More than half of Great Bay is exposed as mudflats at low tide. Worms, soft-shelled clams, mud snails, green crabs, wading birds, horseshoe crabs and many other animals utilize the extensive mudflat habitat for feeding, reproduction and protection from predators.

The channel bottom habitat provides a place for fish and invertebrates to move to at low tide. It is also the preferred habitat for oysters, a highly specialized animal that only lives in estuaries.

Rocky intertidal habitat provides firm anchorage for seaweeds, barnacles, and ribbed mussels. Each winter, much of the standing crop of seaweeds becomes entrapped in ice. When the ice begins to break up in spring, the seaweeds are torn from the rocks and enter into the detritus cycle.

==Cultural history==
Native Americans were the first to live on the shores of Great Bay. They survived on the abundant fish, shellfish, waterfowl and mammals that lived in and around the estuary.

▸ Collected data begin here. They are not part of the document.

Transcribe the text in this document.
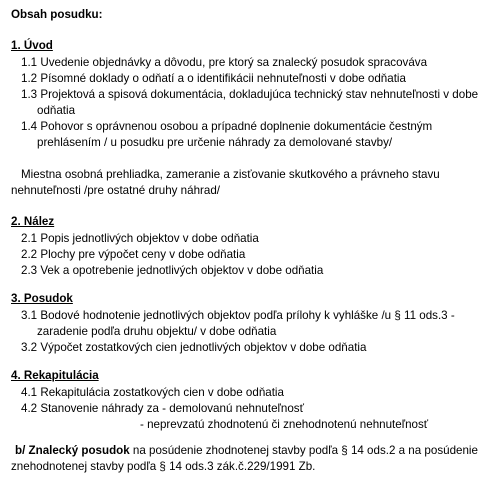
Obsah posudku:
1. Úvod
1.1 Uvedenie objednávky a dôvodu, pre ktorý sa znalecký posudok spracováva
1.2 Písomné doklady o odňatí a o identifikácii nehnuteľnosti v dobe odňatia
1.3 Projektová a spisová dokumentácia, dokladujúca technický stav nehnuteľnosti v dobe
odňatia
1.4 Pohovor s oprávnenou osobou a prípadné doplnenie dokumentácie čestným
prehlásením / u posudku pre určenie náhrady za demolované stavby/
Miestna osobná prehliadka, zameranie a zisťovanie skutkového a právneho stavu
nehnuteľnosti /pre ostatné druhy náhrad/
2. Nález
2.1 Popis jednotlivých objektov v dobe odňatia
2.2 Plochy pre výpočet ceny v dobe odňatia
2.3 Vek a opotrebenie jednotlivých objektov v dobe odňatia
3. Posudok
3.1 Bodové hodnotenie jednotlivých objektov podľa prílohy k vyhláške /u § 11 ods.3 -
zaradenie podľa druhu objektu/ v dobe odňatia
3.2 Výpočet zostatkových cien jednotlivých objektov v dobe odňatia
4. Rekapitulácia
4.1 Rekapitulácia zostatkových cien v dobe odňatia
4.2 Stanovenie náhrady za - demolovanú nehnuteľnosť
- neprevzatú zhodnotenú či znehodnotenú nehnuteľnosť
b/ Znalecký posudok na posúdenie zhodnotenej stavby podľa § 14 ods.2 a na posúdenie
znehodnotenej stavby podľa § 14 ods.3 zák.č.229/1991 Zb.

The early 17th century brought the arrival of European settlers who also took advantage of the seemingly endless supply of resources. They used the bay to transport their harvests. The tidal influence was the perfect way to move goods without much human or animal effort. A simple, flat-bottomed boat, the gundalow, was developed to make use of the tides and carry heavy loads in shallow waters.

Gundalows transported many types of freight. Saltmarsh hay, lumber, fish, clay and textiles were just a few of the cargoes. Salt hay harvested along the shores was used as food and bedding for horses and cattle. Sawmills located along the tidal rivers produced lumber that was exported to other U.S. ports. Core drilling shows evidence that the whole bay was once covered by several inches of sawdust from the dozens of sawmills around the bay's shores. The lumber produced also fueled the shipbuilding business along the Piscataqua River until steam-powered steel vessels became cheaper to build. Brickyards also dotted the shores of Great Bay and its tributaries. Blue marine clay was harvested from along the estuary shores and made into bricks that were used to build locally and all around New England. Cotton mills were an important part of the Industrial Revolution. Wherever gundalow ports were, mills were built.

The estuary continued to be heavily used for commercial purposes throughout the 19th and early 20th centuries. Gristmills and tanneries on the rivers of the estuary contributed significantly to the chemical pollution until the mid 20th century. When the Greek entrepreneur Aristotle Onassis proposed building the Olympic Oil Refinery in the town of Durham along the shore of Great Bay in 1973, local citizens mobilized and, by exercising their right to "home rule", defeated the proposal by a margin of nine to one.

==Regional significance==
The Gulf of Maine, of which Great Bay is a branch, is one of the most pristine marine environments on the East Coast of the United States. As a result of its water circulation patterns and its seaweed, salt marsh grasses, and phytoplankton, it is also one of the world's most productive water bodies. Historically, it has been a source of livelihood for tens of thousands of commercial fishermen.

More recently, recreation- and tourism-related employment has become a major contributor to the region's economy.

==Protected areas==
The Great Bay National Estuarine Research Reserve occupies several portions of the bay's shoreline and protects numerous land and water areas around the estuary, including salt marshes, rocky shores, bluffs, woodlands, open fields, and riverine systems and tidal waters.

The Great Bay National Wildlife Refuge, covering over 1000 acre is on the eastern shore of Great Bay, in Newington. The Adams Point state Wildlife Management Area is a promontory in Durham, on the west side of Great Bay, separating Great and Little Bays. It covers 80 acre, and is the site of the University of New Hampshire's Jackson Estuarine Laboratory. Other state Wildlife Management Areas around Great Bay include Glenn Cove in Greenland and Newington on the southeast, 129 acre; Great Bay in Greenland, 82 acre; Brackett Brook in Greenland on the south, 34 acre; Squamscott River in Stratham on the southwest, 139 acre; Shackford Poing in Newmarket to the west, 58 acre; and Crommet Creek in Durham on the west, 657 acre, but with very little directly adjacent to the Bay.